Ależ to jest Strrraszna historia z tymi Grekami. Byli
rewelacyjni owszem, wiele wynalazków to ich dzieło - zegar słoneczny, miotacz
ognia czy camera obscura. Ale ciiii już więcej nie zdradzam. Byli prekursorami
teatru, strategii i sztuki wojennej, medycyny. Grecy to niezrównani matematycy
i filozofowie, ale potrafili być straszni. Włos się jeży na głowie, co zdarzało
im się zrobić, jeśli wyrocznia tak wskazała (a w zasadzie jak zinterpretowali
słowa bełkoczącej wyroczni). Grecy byli przesądni a to popychało ich czasem do
nieracjonalnych czynów, co nie przeszkadzało im być jednocześnie inteligentnym
i rewelacyjnym.
„Ci rewelacyjni Grecy” to książka o prawdziwych ludziach.
Jaka była rola kobiet, niewolników i dzieci, w co wierzyli, jak wojowali, jak
umierali, a nawet, co jedli starożytni Grecy.
Oprócz treści, która nie pozwala się nudzić, bo pochłania
się tę książkę na wdechu, również sposób podania treści jest godny pochwały.
Dzienniczek stylizowany na zwój pergaminu, komiksy z ciekawymi dialogami,
zagadki, dowcipne rysunki, wypunktowanie, ramki, anegdotki i legendy. Wszystko
to sprawia, ze nie sposób oderwać się od czytania. Nie męczymy ani oczu ani
głowy, a wiedzę wręcz chłoniemy niczym gąbka, z zapartym tchem. Te zabiegi
graficzne sprawiają, że nawet niechętny czytelnik, kiedy bierze ją do ręki,
niedbale przegląda, ale już po chwili zagłębia się w treść… i wsiąka.

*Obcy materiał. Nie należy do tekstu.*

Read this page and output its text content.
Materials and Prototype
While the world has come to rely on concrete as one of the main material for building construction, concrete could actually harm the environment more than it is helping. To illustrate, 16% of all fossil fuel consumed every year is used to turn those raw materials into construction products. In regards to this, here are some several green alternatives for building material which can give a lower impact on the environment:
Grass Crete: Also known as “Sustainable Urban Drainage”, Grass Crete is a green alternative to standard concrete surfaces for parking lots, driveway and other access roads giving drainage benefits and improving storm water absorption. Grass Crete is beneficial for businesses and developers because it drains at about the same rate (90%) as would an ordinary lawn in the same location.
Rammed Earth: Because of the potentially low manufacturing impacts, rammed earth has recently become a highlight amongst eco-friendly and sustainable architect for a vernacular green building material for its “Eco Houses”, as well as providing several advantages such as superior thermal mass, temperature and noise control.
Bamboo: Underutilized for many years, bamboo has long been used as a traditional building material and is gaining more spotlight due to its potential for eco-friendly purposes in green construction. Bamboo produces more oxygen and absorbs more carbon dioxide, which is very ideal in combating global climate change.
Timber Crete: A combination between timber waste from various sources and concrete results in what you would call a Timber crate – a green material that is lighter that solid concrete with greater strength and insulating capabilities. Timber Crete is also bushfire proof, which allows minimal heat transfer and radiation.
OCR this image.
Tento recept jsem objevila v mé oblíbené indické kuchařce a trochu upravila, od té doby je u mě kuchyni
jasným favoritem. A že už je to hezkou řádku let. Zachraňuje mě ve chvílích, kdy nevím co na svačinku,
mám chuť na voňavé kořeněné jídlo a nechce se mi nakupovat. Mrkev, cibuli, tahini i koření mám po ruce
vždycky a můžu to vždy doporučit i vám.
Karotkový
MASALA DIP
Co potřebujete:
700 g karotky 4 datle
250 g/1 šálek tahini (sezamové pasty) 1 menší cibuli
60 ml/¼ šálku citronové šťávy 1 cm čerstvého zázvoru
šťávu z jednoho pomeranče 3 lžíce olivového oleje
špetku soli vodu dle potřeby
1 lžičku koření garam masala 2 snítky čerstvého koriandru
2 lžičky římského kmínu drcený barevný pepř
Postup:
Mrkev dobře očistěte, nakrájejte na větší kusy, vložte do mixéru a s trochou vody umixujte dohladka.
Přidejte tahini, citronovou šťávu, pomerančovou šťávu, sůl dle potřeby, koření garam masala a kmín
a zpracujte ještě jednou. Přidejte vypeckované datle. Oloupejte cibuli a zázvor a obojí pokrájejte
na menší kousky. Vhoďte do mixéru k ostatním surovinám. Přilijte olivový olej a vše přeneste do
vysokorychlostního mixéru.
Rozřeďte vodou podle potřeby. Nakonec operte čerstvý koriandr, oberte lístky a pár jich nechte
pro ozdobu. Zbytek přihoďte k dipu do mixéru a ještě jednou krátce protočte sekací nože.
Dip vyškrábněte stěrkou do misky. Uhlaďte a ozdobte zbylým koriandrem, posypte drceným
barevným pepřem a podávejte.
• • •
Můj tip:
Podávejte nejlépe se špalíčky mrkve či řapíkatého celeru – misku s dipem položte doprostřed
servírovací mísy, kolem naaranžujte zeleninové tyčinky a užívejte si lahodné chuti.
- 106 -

Czytam od pierwszej strony, przeglądam od ostatniej strony i nie potrafię znaleźć negatywnych elementów w „Strrrasznej historii”. Może kogoś obrzydzać – sorry, ale to się działo naprawdę - ale na pewno nie nudzi. Zaciekawia i intryguje, skłania do doszukiwania się prawdy historycznej. Dociekliwi będą szperać w źródłach by sprawdzić czy fakty przytaczane przez „Tych rewelacyjnych Greków” są prawdziwe czy wymyślone przez autora. Jedyne, do czego przyczepiam się tu i teraz, oficjalnie składając zażalenie, to, że książka jest za krótka! Taką historię chce się poznawać, o takiej historii chce się czytać. Dla miłośników historii, dla miłośników czytania, a nawet dla tych, co jedynie sportem się interesują, bo też znajdą ciekawe informacje i dla tych łobuzów niesfornych, których nie można niczym zainteresować. „Ci rewelacyjni Grecy” może być tajną bronią rodziców. Chcesz mieć wieczór relaksu, „Strrraszną historię” podrzuć dziecku zawczasu.
Duży wycinek historii zmieszczony na niewielu stronach
równa się ogromny skrót. Ale nie jest to przecież podręcznik a książka z
ciekawostkami mająca zachęcić do pogłębiania wiedzy. Myślę, że swoją rolę
spełnia wyśmienicie i osoby, które przejawiają choćby znikomą ciekawość
historii chętnie sięgną po szersze opracowania by dowiedzieć się więcej.
Ta książka (analogicznie uznaję, że inne z tej serii
również) powinna znaleźć się obok podręcznika na liście obowiązujących książek
do nauki. Bo ona uczy historii, są daty, są osoby, są wydarzenia ukazane
jedynie w sposób bardzo przystępny, ciekawy. Dowcipne anegdotki i rysunki
pozwalają lepiej zapamiętać treść, a zrozumienie procesów historycznych to
najlepsza i najprostsza droga do przyswojenia wiedzy.
Ocena: 8 / 10
Za możliwość przecztania barrrdzo dziękuję Wydawnictwu Egmont.
Magdalena SzL
Ach cykl książek które czytałem jako dzieciak. I mimo iż historii w szkole nie lubiłem i lekcje takowe były u mnie tylko na zasadzie "aby zaliczyć", to te książeczki czytałem [i gdy wracam do nich to czytam], z wielką przyjemnością. Oraz myślą typu: czego w szkołach nie dają takich ciekawostek, zamiast suchych faktów.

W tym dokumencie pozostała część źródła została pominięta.